I’m someone who can sit for hours people watching. See that guy? His name is Eduardo. Eduardo keeps studying his watch, his bushy eyebrows knitted together. He pulls out his cell phone, punches a few buttons and scowls before jamming it back into his pocket. Is he a Federal Agent? - a hit man? Or maybe I notice a giant truck driven by a very old woman wearing a knitted cap. When she sees me looking at her, she veers down the first side street. Is she in disguise? Or has an injured criminal forced her to drive his getaway vehicle?
My imagination has driven me nuts for most of my life. I found early on, if I wrote down the silly notions that entered my head, the fog would lift and I could feel normal. For a while at least. But later in life as a full-time mom, wife and employee, I didn't have time to doodle in notebooks. So I stowed away my ramblings hoping the stories bred from every day living would leave me be. It was pointless. With age the problem worsened. Characters would whisper in my ear in the dead of night.
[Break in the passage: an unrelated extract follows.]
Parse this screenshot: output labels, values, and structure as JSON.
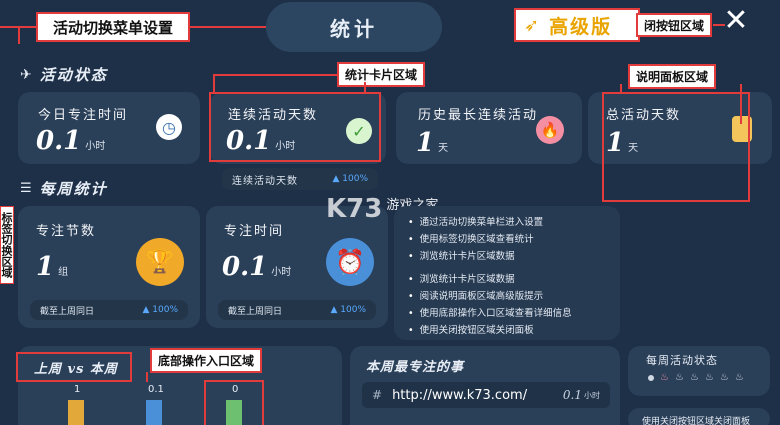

Sound familiar? Perhaps this is why most writers typically get along fabulously with other writers. We understand poor eye contact, spaced-out looks and seemingly short attention spans. We know if another writer has drool dribbling down their chin they aren't having a seizure. They’re probably riding a giant winged-horse in a sky with two suns.
So yes, I will settle it once and for all. Writers are weird. And if you’re reading this? Weirdo! (Or you know one and are hoping this is a helpful guide on how to deal with them.) Well worry no more. The solution is quite simple. Write! Give those pesky characters their voice. Give up TV, sleep and socializing. For me, I started cutting coupons, feeding my family beanie-weenie and went part-time.
Okay. So I’m fortunate that my husband isn't a picky eater. The bottom line is a writer must write so don't view it as a curse but as a rare gift. Embrace your Eduardos knowing most people will see only a Bob.